Search code examples
c#appiumappium-android

Appium - Which is best in case of relaunching App - LaunchApp Or StartActivity


I use Appium for testing Android device in C#.

Every time i run a test case, i need to go to Main screen and then begin the use case. This can be achieved in two ways, using: LaunchApp and StartActivity function.

As far as i believe, LaunchApp launches app again, that is killing the running app and start the app from the beginning. However i will end up in startup activity. This will free up memory space, so app will not go into stress or out of memory issues. StartActivity will not kill the App, but switch to particular activity. Which will be same as real case testing.

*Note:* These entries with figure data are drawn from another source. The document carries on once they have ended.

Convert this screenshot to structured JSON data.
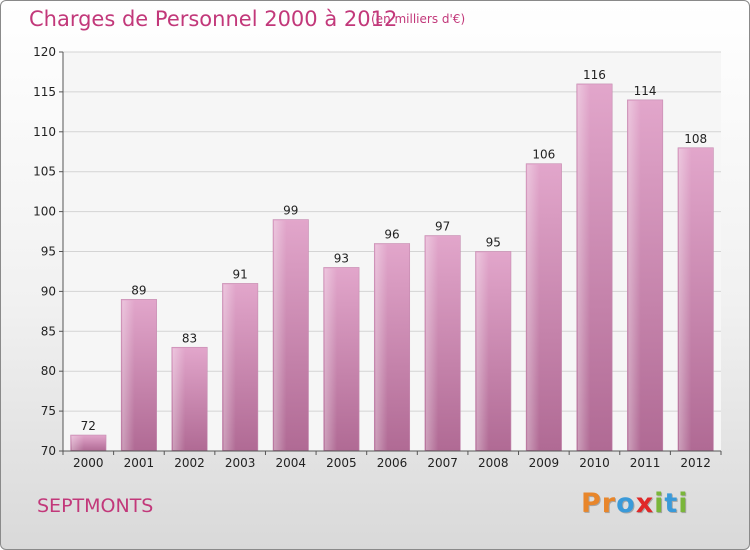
{
  "header": {
    "title": "Charges de Personnel 2000 à 2012",
    "subtitle": "(en milliers d'€)"
  },
  "footer": {
    "commune": "SEPTMONTS",
    "logo": "Proxiti",
    "logo_colors": [
      "#e8862b",
      "#e8862b",
      "#3a9ad9",
      "#e02828",
      "#7ab63a",
      "#3a9ad9",
      "#7ab63a"
    ]
  },
  "colors": {
    "bar_top": "#e2a6cb",
    "bar_bottom": "#b06a94",
    "accent": "#c2387a"
  },
  "chart_data": {
    "type": "bar",
    "categories": [
      "2000",
      "2001",
      "2002",
      "2003",
      "2004",
      "2005",
      "2006",
      "2007",
      "2008",
      "2009",
      "2010",
      "2011",
      "2012"
    ],
    "values": [
      72,
      89,
      83,
      91,
      99,
      93,
      96,
      97,
      95,
      106,
      116,
      114,
      108
    ],
    "ylim": [
      70,
      120
    ],
    "yticks": [
      70,
      75,
      80,
      85,
      90,
      95,
      100,
      105,
      110,
      115,
      120
    ],
    "grid": true
  }
}
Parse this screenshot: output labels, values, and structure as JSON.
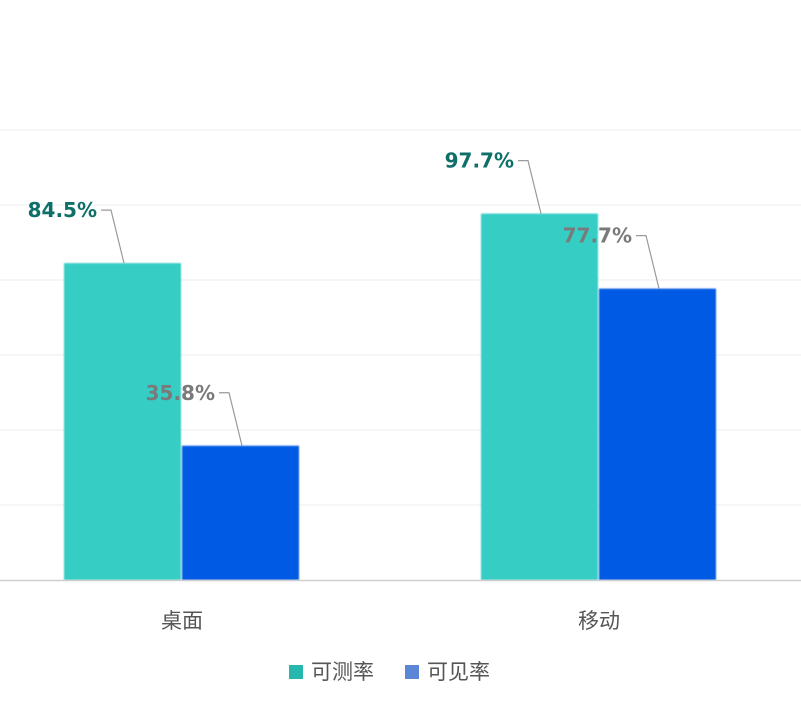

Is my above statement true? or what is the exact difference between the both?


Solution

  • In general you got it right, but it worth to add more context here.

    How it works:

    launchApp() by default does the following:

    • checks if app installed
    • performs fast reset (including app stop, cache cleanup, etc.)
    • starts the app with launch activity
    • checks package + activity to match the ones you set in capabilities (appWaitPackage, appWaitActivity)

    startActivity does the following:

    • runs command via adb shell to launch specified activity
    • checks package + activity to match the one you set as argument

    Real life examples, e.g. app that has LoginActivity -> NavigationActivity -> WhateverActivity flow:

    1. You were logged in to the app

    a) launchApp() will clean the app and move you back to LoginActivity

    b) startActivity(NavigationActivity) will just launch NavigationActivity, so you don't have to login to the app.

    1. You were not logged in to the app

    a) launchApp() will be same as in Q1

    b) startActivity(NavigationActivity) will fail with Incorrect package and activity as app flow does not allow it.

    I'm using startActivity before each test to get to start point, that helps to speedup tests suite by avoiding app reinstall and relogin multiple times.